Histoire et mémoire de « L’Affiche rouge » (1944-1998) : symbole du combat des résistants immigrés de la MOI

BOISAUBERT Léa, Histoire et mémoire de « L’Affiche rouge » (1944-1998) : symbole du combat des résistants immigrés de la MOI, Maîtrise [Jean-Louis Robert], Univ. Paris 1 CHS, 2002, 155 p. + 56 p. d’annexes

À la Libération, une mémoire dominante de la Seconde Guerre mon­diale s’est imposée, renvoyant au peuple français l’image d’une masse unie dans la résistance derrière son chef charismatique ou son parti d’avant-garde. Cette image imposait une « nationalisation » de la Résistance française, ne laissant guère de place aux particularismes. Pour les immigrés qui avaient fait le choix de l’intégration dans la société française, l’affirmation de leur différence ne pouvait être à l’ordre du jour. Dès lors, l’affiche de propagande allemande diffusée en février 1944, communément appelée « Affiche rouge », et illustrant le procès exemplaire de vingt-trois résistants immigrés appartenant à la MOI, reste le grand témoignage de la participation des immigrés dans le combat pour la libération de la France. Ainsi, paradoxalement une affiche de propagande allemande symbolisant la répression envers la Résistance, mais également le caractère résolument antisémite et xénophobe du régime nazi, devient progressivement le vecteur privilégié de transmission de la mémoire de ces hommes et ces femmes.
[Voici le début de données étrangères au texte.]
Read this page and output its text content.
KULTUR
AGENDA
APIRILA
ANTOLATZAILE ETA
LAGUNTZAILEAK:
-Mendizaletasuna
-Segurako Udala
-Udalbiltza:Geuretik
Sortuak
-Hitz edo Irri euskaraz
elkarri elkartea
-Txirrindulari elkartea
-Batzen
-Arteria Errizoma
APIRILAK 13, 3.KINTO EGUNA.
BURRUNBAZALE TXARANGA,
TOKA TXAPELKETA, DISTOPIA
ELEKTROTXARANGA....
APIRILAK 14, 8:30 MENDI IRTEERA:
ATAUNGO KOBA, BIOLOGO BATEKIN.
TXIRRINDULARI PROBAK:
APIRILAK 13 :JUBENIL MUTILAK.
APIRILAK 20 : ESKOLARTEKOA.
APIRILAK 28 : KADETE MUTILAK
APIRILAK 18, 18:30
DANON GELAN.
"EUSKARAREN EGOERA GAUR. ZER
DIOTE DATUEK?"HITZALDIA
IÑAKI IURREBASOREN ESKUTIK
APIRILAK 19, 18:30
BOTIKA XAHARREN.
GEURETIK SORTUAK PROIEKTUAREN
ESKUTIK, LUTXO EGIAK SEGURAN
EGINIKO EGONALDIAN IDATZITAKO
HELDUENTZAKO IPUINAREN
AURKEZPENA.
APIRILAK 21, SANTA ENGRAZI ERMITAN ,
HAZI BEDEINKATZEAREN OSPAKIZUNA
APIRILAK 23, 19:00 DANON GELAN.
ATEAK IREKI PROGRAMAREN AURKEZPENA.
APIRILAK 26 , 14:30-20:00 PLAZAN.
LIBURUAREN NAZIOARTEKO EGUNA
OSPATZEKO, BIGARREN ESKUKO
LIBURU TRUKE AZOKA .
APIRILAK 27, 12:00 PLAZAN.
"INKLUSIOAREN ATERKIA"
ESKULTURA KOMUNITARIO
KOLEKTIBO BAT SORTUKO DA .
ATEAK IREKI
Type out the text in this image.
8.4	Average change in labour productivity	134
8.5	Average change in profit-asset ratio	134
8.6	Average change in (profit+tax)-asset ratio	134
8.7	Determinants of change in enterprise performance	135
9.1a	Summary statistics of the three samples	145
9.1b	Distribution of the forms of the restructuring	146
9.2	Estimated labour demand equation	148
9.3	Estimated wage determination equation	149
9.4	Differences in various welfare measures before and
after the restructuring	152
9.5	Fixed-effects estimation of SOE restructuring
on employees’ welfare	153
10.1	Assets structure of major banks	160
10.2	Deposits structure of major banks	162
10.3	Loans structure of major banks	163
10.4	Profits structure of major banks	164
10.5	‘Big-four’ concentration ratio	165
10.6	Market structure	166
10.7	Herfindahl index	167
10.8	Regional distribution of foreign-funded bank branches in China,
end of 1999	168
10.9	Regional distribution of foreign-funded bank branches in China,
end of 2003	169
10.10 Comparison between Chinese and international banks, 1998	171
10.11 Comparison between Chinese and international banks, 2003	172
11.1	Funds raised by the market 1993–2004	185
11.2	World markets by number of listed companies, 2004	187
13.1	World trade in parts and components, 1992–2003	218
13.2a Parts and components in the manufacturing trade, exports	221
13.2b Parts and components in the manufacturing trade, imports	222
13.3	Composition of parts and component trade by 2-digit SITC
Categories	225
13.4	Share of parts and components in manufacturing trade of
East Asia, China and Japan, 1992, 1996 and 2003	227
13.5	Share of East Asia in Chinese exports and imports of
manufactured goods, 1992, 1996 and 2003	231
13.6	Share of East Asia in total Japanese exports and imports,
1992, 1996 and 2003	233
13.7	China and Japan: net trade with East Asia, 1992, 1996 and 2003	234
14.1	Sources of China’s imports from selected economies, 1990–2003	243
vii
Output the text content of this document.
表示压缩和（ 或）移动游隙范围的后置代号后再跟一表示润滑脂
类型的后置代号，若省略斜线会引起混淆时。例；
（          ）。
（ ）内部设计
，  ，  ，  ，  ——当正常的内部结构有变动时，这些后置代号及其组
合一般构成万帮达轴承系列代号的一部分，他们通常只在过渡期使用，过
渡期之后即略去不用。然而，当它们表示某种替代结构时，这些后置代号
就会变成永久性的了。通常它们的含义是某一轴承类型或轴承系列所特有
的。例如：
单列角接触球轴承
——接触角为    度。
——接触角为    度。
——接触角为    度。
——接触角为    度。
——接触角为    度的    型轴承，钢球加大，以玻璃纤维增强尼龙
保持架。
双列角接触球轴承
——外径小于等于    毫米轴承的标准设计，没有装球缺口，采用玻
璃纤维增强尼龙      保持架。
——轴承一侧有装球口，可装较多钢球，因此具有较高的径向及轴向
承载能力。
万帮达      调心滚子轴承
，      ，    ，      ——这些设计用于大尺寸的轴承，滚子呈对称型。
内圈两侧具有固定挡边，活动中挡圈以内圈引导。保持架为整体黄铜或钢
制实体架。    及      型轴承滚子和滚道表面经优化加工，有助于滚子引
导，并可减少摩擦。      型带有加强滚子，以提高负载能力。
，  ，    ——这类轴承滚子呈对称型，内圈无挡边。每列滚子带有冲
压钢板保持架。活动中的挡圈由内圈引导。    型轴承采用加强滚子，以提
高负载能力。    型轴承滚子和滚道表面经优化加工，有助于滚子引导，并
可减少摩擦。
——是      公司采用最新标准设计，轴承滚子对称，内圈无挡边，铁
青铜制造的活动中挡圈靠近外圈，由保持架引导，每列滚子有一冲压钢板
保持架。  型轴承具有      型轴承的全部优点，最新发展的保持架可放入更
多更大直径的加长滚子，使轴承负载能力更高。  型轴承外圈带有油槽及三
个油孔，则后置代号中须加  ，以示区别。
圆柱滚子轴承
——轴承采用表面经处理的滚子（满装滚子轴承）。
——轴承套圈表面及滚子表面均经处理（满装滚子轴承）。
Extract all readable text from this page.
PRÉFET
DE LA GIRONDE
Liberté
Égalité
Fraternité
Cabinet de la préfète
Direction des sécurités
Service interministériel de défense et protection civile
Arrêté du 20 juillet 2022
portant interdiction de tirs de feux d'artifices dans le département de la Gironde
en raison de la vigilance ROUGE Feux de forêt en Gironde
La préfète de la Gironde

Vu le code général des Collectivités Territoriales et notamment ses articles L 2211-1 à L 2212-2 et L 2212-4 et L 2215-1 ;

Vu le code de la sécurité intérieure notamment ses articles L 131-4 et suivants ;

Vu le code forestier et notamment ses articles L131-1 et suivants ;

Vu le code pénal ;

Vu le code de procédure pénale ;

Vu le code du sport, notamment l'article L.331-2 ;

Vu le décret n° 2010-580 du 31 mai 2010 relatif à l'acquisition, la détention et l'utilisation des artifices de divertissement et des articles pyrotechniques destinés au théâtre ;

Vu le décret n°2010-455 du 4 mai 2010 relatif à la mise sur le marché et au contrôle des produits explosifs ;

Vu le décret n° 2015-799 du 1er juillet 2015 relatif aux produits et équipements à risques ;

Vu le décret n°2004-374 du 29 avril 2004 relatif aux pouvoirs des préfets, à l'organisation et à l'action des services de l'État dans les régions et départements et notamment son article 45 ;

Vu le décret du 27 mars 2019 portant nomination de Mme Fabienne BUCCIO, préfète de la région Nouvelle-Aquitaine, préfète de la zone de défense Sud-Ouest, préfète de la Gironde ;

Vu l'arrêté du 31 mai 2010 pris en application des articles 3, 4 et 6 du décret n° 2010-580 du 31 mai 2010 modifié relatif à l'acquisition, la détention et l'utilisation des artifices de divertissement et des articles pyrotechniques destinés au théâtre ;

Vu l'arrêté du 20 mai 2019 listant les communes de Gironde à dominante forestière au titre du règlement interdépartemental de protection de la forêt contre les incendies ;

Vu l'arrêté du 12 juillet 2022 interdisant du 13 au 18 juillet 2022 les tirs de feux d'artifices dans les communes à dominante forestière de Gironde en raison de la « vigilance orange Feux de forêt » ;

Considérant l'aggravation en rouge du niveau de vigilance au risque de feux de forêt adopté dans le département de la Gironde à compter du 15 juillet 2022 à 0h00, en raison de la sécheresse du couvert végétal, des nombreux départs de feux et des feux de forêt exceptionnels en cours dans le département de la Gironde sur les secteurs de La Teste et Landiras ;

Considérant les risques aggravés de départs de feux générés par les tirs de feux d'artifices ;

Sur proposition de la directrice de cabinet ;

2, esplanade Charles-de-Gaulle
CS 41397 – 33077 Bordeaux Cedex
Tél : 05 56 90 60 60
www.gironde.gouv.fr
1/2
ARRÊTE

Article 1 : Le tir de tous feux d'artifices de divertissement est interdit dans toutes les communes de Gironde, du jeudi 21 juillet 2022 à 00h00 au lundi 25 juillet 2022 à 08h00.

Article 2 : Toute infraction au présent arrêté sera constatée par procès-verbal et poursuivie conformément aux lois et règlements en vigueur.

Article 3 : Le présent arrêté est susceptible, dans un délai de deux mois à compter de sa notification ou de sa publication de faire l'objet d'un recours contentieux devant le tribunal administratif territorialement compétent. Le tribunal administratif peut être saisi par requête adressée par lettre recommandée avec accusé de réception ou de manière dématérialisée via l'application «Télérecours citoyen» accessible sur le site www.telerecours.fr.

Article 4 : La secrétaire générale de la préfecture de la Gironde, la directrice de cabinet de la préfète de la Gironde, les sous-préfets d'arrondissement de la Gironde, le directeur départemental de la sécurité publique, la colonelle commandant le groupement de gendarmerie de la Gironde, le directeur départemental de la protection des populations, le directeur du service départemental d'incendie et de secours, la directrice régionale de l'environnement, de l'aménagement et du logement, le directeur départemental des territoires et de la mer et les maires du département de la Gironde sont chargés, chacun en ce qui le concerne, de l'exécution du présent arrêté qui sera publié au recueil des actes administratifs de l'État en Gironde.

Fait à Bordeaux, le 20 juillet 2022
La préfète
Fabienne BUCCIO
En effet, si au moment de sa diffusion, « l’Affiche rouge » n’a certainement pas ou peu marquée l’opinion publique de l’époque, son image s’est tout de même ancrée progressivement dans la mémoire collective grâce à différents vecteurs de transmission. C’est donc autour des hommes qu’elle incarne et particulièrement autour de la figure de Missak Manouchian, que se focalise pendant des années la mémoire des résistants immigrés. Loin d’être totalement oubliée, la mémoire des « vingt-trois » reste malgré tout confidentielle pendant près de quarante ans. Le PCF n’attribue en effet à cette dernière qu’une place marginale dans l’exaltation de sa mémoire résistante, instrumentalisant l’Affiche et les résistants immigrés de la MOI au gré de divers conflits idéologiques. Une commémoration annuelle en l’honneur des « vingt-trois » sert toutefois de fil conducteur dans la transmission d’une mémoire spécifique de la Résistance française. Mais cette mémoire est encore le fruit d’une fabrication aléatoire, sujette au refoulement et à la légende.

La véritable histoire de ces hommes incarnée par « L’Affiche rouge » reste totalement ignorée du grand public pendant des années. C’est le déclenchement d’une vaste polémique autour de la diffusion d’un docu­mentaire en 1985 qui engendre une rupture certaine dans la manière d’aborder l’histoire et la mémoire de ces résistants. Cette polémique permet dans un premier temps de faire éclater au grand jour une mémoire, jusque ­là confidentielle. L’opinion découvre ainsi l’existence d’une structure spéci­fique de la Résistance communiste : la MOI. Dans un deuxième temps, la focalisation de cette affaire sur l’arrestation massive de novembre 1943, à l’origine du procès des « vingt-trois », incite les chercheurs à s’intéresser à ce terrain vierge de l’histoire de la Résistance. L’avancée historiographique résultant de cette initiative permet alors de transmettre une mémoire des résistants FTP-MOI de la région parisienne plus conforme à la vérité historique et d’influencer quelques années plus tard l’enseignement de la Résistance dans le cadre du système scolaire. En effet, avec le changement de programme de 1995, « L’Affiche rouge » apparaît pour la première fois dans les manuels scolaires, permettant ainsi d’élargir la transmission de cette mémoire aux jeunes générations. Enfin en 1998, le thème du concours national de la Résistance et de la déportation est consacré pour la première fois, depuis sa création en 1964, aux étrangers dans la Résistance.